盆地内には重慶や成都などのような大都市が多く、中国でも人口の稠密な地域である。また四川盆地は、黄河流域や長江下流との関わりを持ちつつ、地理的に隔絶された中で独特の文化圏を構成してきた。古代には長江文明や巴蜀文化などが繁栄し、秦に滅ぼされるまで東部の重慶付近に巴国が、西部の成都付近に蜀国が成立した。また現在に至るまで独自の生活習慣や食文化(四川料理)などを育んでいる。盆地の西部にある山岳地帯では漢民族が支配する前から先住民族が茶を栽培しており、世界の茶文化の発祥の地である。

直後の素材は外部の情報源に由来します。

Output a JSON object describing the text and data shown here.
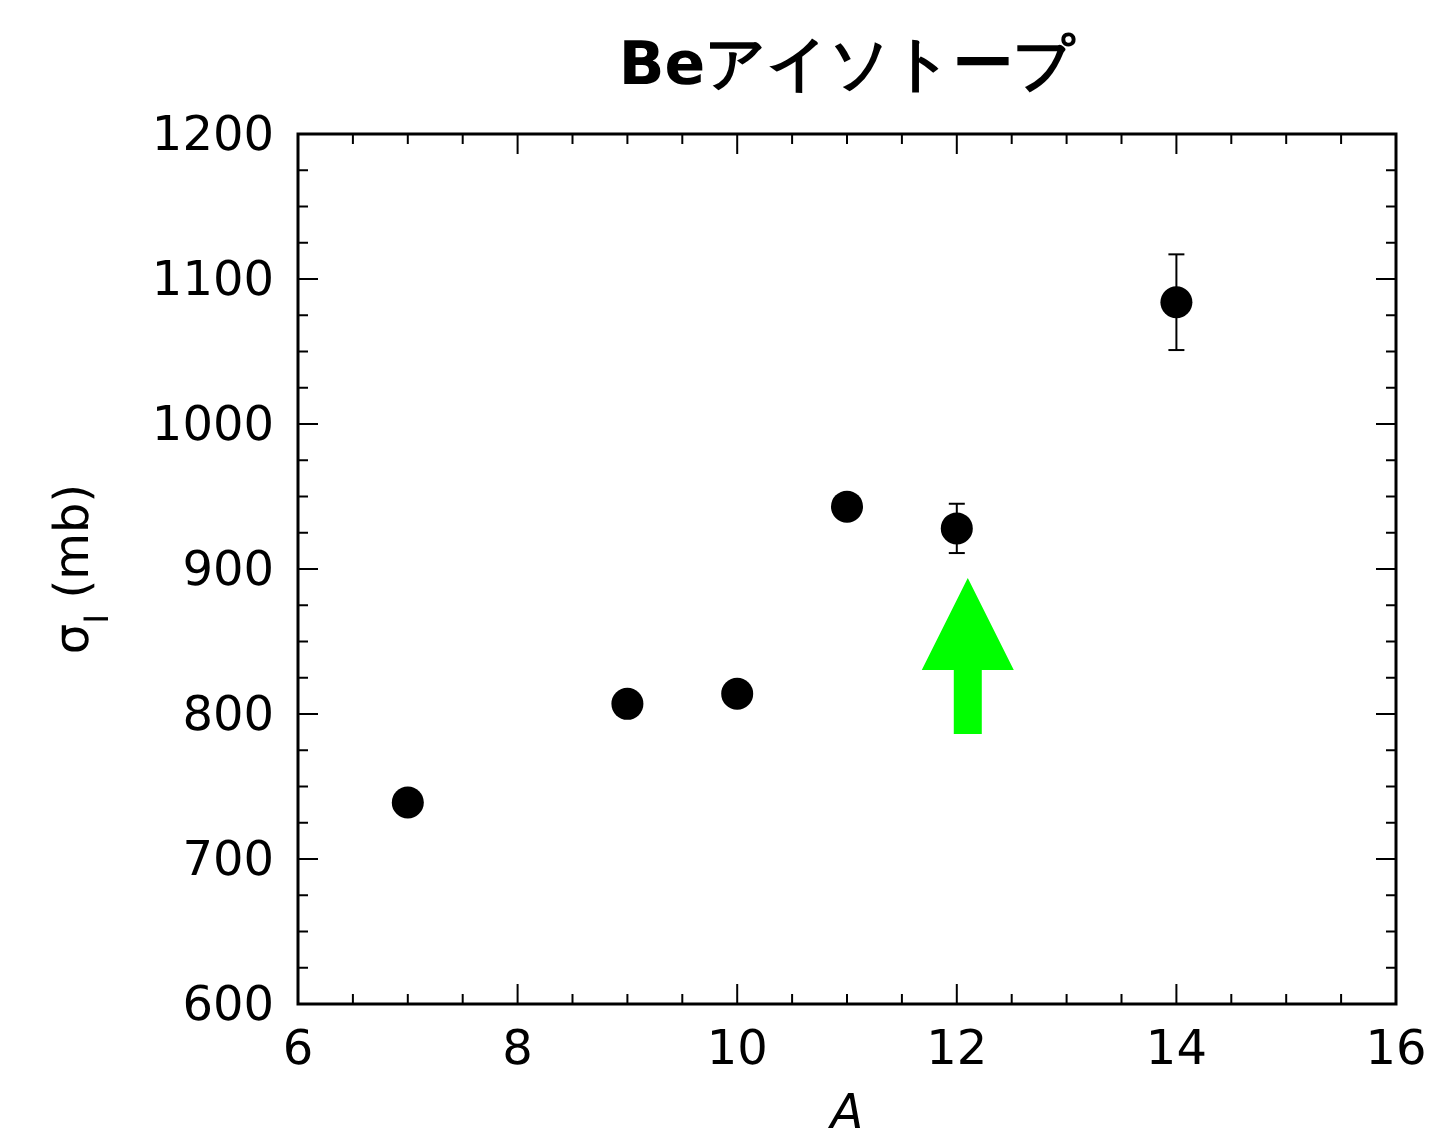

一方、要害の地であることから独自の政権が盆地内に成立することも度々であった。三国時代、四川盆地を拠点に蜀漢が成立し、長江下流の呉や黄河沿いの魏と対峙した。五胡十六国時代には成漢・後蜀が晋の支配を、五代十国時代には前蜀・後蜀が中原支配を脱し、四川盆地を中心に独自の政権を樹立している。1001年(咸平4年)、北宋は成都府路・梓州路・夔州路・利州路(かつての漢中、現在は陝西省)の4地方を統合して四川路を設置、これより現在までこの地を四川と称する。四川省は明末清初の農民反乱軍の首領・張献忠によりその拠点となったが、戦乱により明後期に300万を超えた人口が清初期にはわずか数万にまで激減したとされる。人口を再び回復させるため、清前半には600万人以上が湖北・湖南・広東省から移民させられた(湖広填四川)。
周囲を山に隔たれた盆地の中は物産が豊富で、独立した経済圏と文化圏を形成しているため、盆地の中で自己完結し盆地の外を過小評価する自足・自満・自大などの意識が形成されたとされる。またアイデンティティや自我意識が他地域よりも強く「川人治川」(四川は四川人が治める)という志向や独立志向が強いともされる。近代の四川では粤漢鉄道をめぐる保路運動や自治運動など中国を揺り動かす政治運動が数多く起こった。日中戦争などの国難に当たっては愛国意識を爆発させる一方、普段は反中央の独立心が強い。